Pourtant, on peut se demander quelle utilité pourrait bien avoir ce projet de loi étant donné qu’Air Miles s’est ravisé et a abandonné cette nouvelle politique, devant le tollé qu’elle avait provoqué.

Le projet de loi vise également à empêcher les programmes de récompenses de modifier la valeur de leurs points. Mais c’est malheureusement, parfois, inévitable. La valeur de toutes les choses qu’on possède fluctue constamment, que ce soit les maisons, les voitures, ou les actions en bourse. Il n’y a vraiment aucun bien dont la valeur soit stable dans le temps, même la monnaie peut s’apprécier ou se dévaluer (pensez à vos prochaines vacances aux États-Unis et rappelez-vous combien vous avaient coûté celles d’il y a trois ans…).

Question de réputation

Ça ne veut pas pour autant dire que les consommateurs n’ont aucune protection. Ils peuvent compter sur la réputation des opérateurs de programmes de points. « Si vous perdez de l’argent pour l’entreprise suite à de mauvaises décisions, je serai compréhensif. Si vous perdez la réputation de l’entreprise, je serai impitoyable », a déjà dit le milliardaire américain Warren Buffet.

Si certains programmes de récompense perdent leur réputation, leurs utilisateurs ainsi que les commerçants vont cesser d’utiliser leurs cartes.

La meilleure garantie que les points d’un programme de fidélisation vont conserver une valeur stable est justement la fragilité de ce lien de confiance. Si ce lien devait subitement être rompu par une dévaluation déraisonnable des points, les programmes de récompenses contrediraient leur objectif premier, soit celui de fidéliser leur clientèle.

Pour autant, parfois il est nécessaire pour ces programmes de faire varier la valeur des points. Ceux-ci sont comme une forme de dette, que les consommateurs peuvent exiger de se faire rembourser immédiatement. C’est un peu comme si la banque pouvait exiger que vous remboursiez l’ensemble de votre hypothèque du jour au lendemain.

Il ne s’agit pas ici de s’apitoyer sur le sort de ces entreprises de programmes de récompense, mais de reconnaître que les points non réclamés représentent pour elles un risque financier qu'elles doivent s’efforcer de gérer, tant bien que mal. En faisant fluctuer la valeur des récompenses, elles peuvent s’assurer de rester en santé financière et de continuer à pouvoir honorer tous les points.
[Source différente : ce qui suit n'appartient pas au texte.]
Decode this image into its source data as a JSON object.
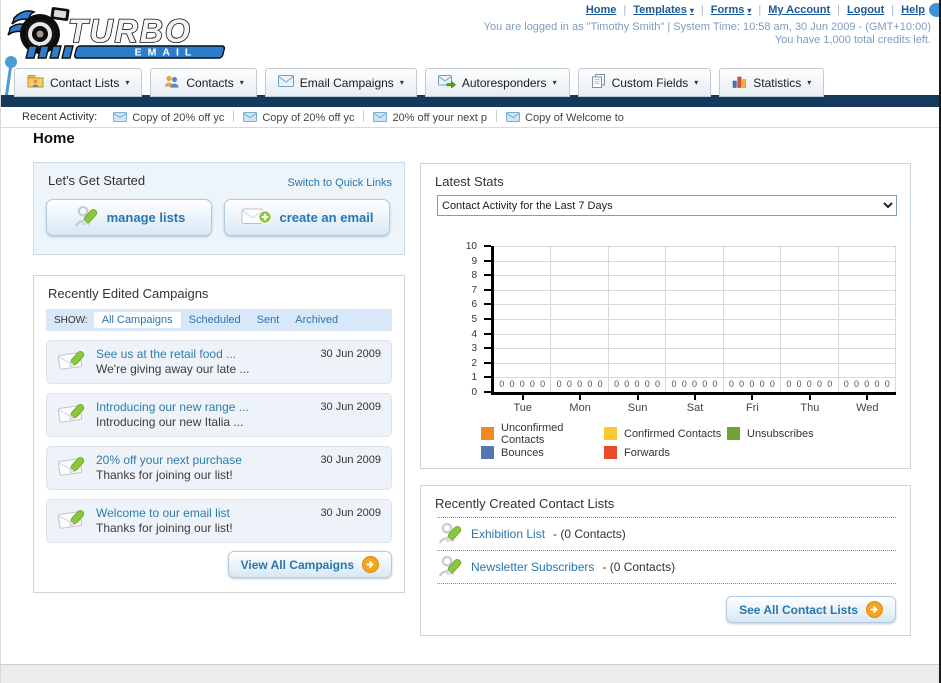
{
  "header": {
    "logo_title": "TURBO",
    "logo_subtitle": "EMAIL",
    "nav_links": [
      {
        "label": "Home",
        "dropdown": false
      },
      {
        "label": "Templates",
        "dropdown": true
      },
      {
        "label": "Forms",
        "dropdown": true
      },
      {
        "label": "My Account",
        "dropdown": false
      },
      {
        "label": "Logout",
        "dropdown": false
      },
      {
        "label": "Help",
        "dropdown": false
      }
    ],
    "login_info": "You are logged in as \"Timothy Smith\" | System Time: 10:58 am, 30 Jun 2009 - (GMT+10:00)",
    "credits_info": "You have 1,000 total credits left."
  },
  "nav_tabs": [
    {
      "label": "Contact Lists",
      "icon": "contact-lists-folder-icon"
    },
    {
      "label": "Contacts",
      "icon": "contacts-people-icon"
    },
    {
      "label": "Email Campaigns",
      "icon": "envelope-icon"
    },
    {
      "label": "Autoresponders",
      "icon": "autoresponder-envelope-icon"
    },
    {
      "label": "Custom Fields",
      "icon": "custom-fields-pages-icon"
    },
    {
      "label": "Statistics",
      "icon": "statistics-bars-icon"
    }
  ],
  "recent_activity": {
    "label": "Recent Activity:",
    "items": [
      "Copy of 20% off yc",
      "Copy of 20% off yc",
      "20% off your next p",
      "Copy of Welcome to"
    ]
  },
  "page_title": "Home",
  "get_started": {
    "title": "Let's Get Started",
    "switch_link": "Switch to Quick Links",
    "buttons": [
      {
        "label": "manage lists",
        "icon": "person-pencil-icon"
      },
      {
        "label": "create an email",
        "icon": "envelope-plus-icon"
      }
    ]
  },
  "campaigns": {
    "title": "Recently Edited Campaigns",
    "show_label": "SHOW:",
    "filters": [
      "All Campaigns",
      "Scheduled",
      "Sent",
      "Archived"
    ],
    "active_filter": "All Campaigns",
    "items": [
      {
        "title": "See us at the retail food ...",
        "subtitle": "We're giving away our late ...",
        "date": "30 Jun 2009"
      },
      {
        "title": "Introducing our new range ...",
        "subtitle": "Introducing our new Italia ...",
        "date": "30 Jun 2009"
      },
      {
        "title": "20% off your next purchase",
        "subtitle": "Thanks for joining our list!",
        "date": "30 Jun 2009"
      },
      {
        "title": "Welcome to our email list",
        "subtitle": "Thanks for joining our list!",
        "date": "30 Jun 2009"
      }
    ],
    "view_all_label": "View All Campaigns"
  },
  "latest_stats": {
    "title": "Latest Stats",
    "dropdown_value": "Contact Activity for the Last 7 Days"
  },
  "chart_data": {
    "type": "bar",
    "title": "Contact Activity for the Last 7 Days",
    "categories": [
      "Tue",
      "Mon",
      "Sun",
      "Sat",
      "Fri",
      "Thu",
      "Wed"
    ],
    "series": [
      {
        "name": "Unconfirmed Contacts",
        "color": "#f18b21",
        "values": [
          0,
          0,
          0,
          0,
          0,
          0,
          0
        ]
      },
      {
        "name": "Confirmed Contacts",
        "color": "#fbc92f",
        "values": [
          0,
          0,
          0,
          0,
          0,
          0,
          0
        ]
      },
      {
        "name": "Unsubscribes",
        "color": "#71a330",
        "values": [
          0,
          0,
          0,
          0,
          0,
          0,
          0
        ]
      },
      {
        "name": "Bounces",
        "color": "#5575b5",
        "values": [
          0,
          0,
          0,
          0,
          0,
          0,
          0
        ]
      },
      {
        "name": "Forwards",
        "color": "#e64c2c",
        "values": [
          0,
          0,
          0,
          0,
          0,
          0,
          0
        ]
      }
    ],
    "ylim": [
      0,
      10
    ],
    "yticks": [
      0,
      1,
      2,
      3,
      4,
      5,
      6,
      7,
      8,
      9,
      10
    ],
    "grid": true,
    "legend_position": "bottom",
    "value_labels_shown": true
  },
  "contact_lists": {
    "title": "Recently Created Contact Lists",
    "items": [
      {
        "name": "Exhibition List",
        "count": "(0 Contacts)"
      },
      {
        "name": "Newsletter Subscribers",
        "count": "(0 Contacts)"
      }
    ],
    "see_all_label": "See All Contact Lists"
  },
  "colors": {
    "navy_bar": "#16395e",
    "link_blue": "#2a76ae",
    "nav_link_blue": "#1b5a96",
    "login_text": "#7d9cc0",
    "panel_border": "#ccd6df",
    "row_bg": "#eef3f9",
    "filter_bg": "#d9e8f8",
    "logo_blue": "#2e7ccc",
    "arrow_orange": "#f5a41f"
  }
}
Une loi qui empêcherait ce genre de gestion du risque finirait par faire en sorte que les programmes de fidélité récompensent leurs usagers par des offres moins intéressantes ou par un nombre de points réduit.

Bien des désaccords entre des entreprises et leurs clients se règlent sans que la loi ou la politique ne s’en mêlent. Le renoncement d'Air Miles à sa politique d’expiration des points après cinq ans en est simplement un autre exemple. Faire une loi maintenant pour empêcher ce genre de chose, c’est un peu comme envoyer la cavalerie après la fin de la bataille!

Mathieu Bédard est économiste à l'Institut économique de Montréal. Il signe ce texte à titre personnel.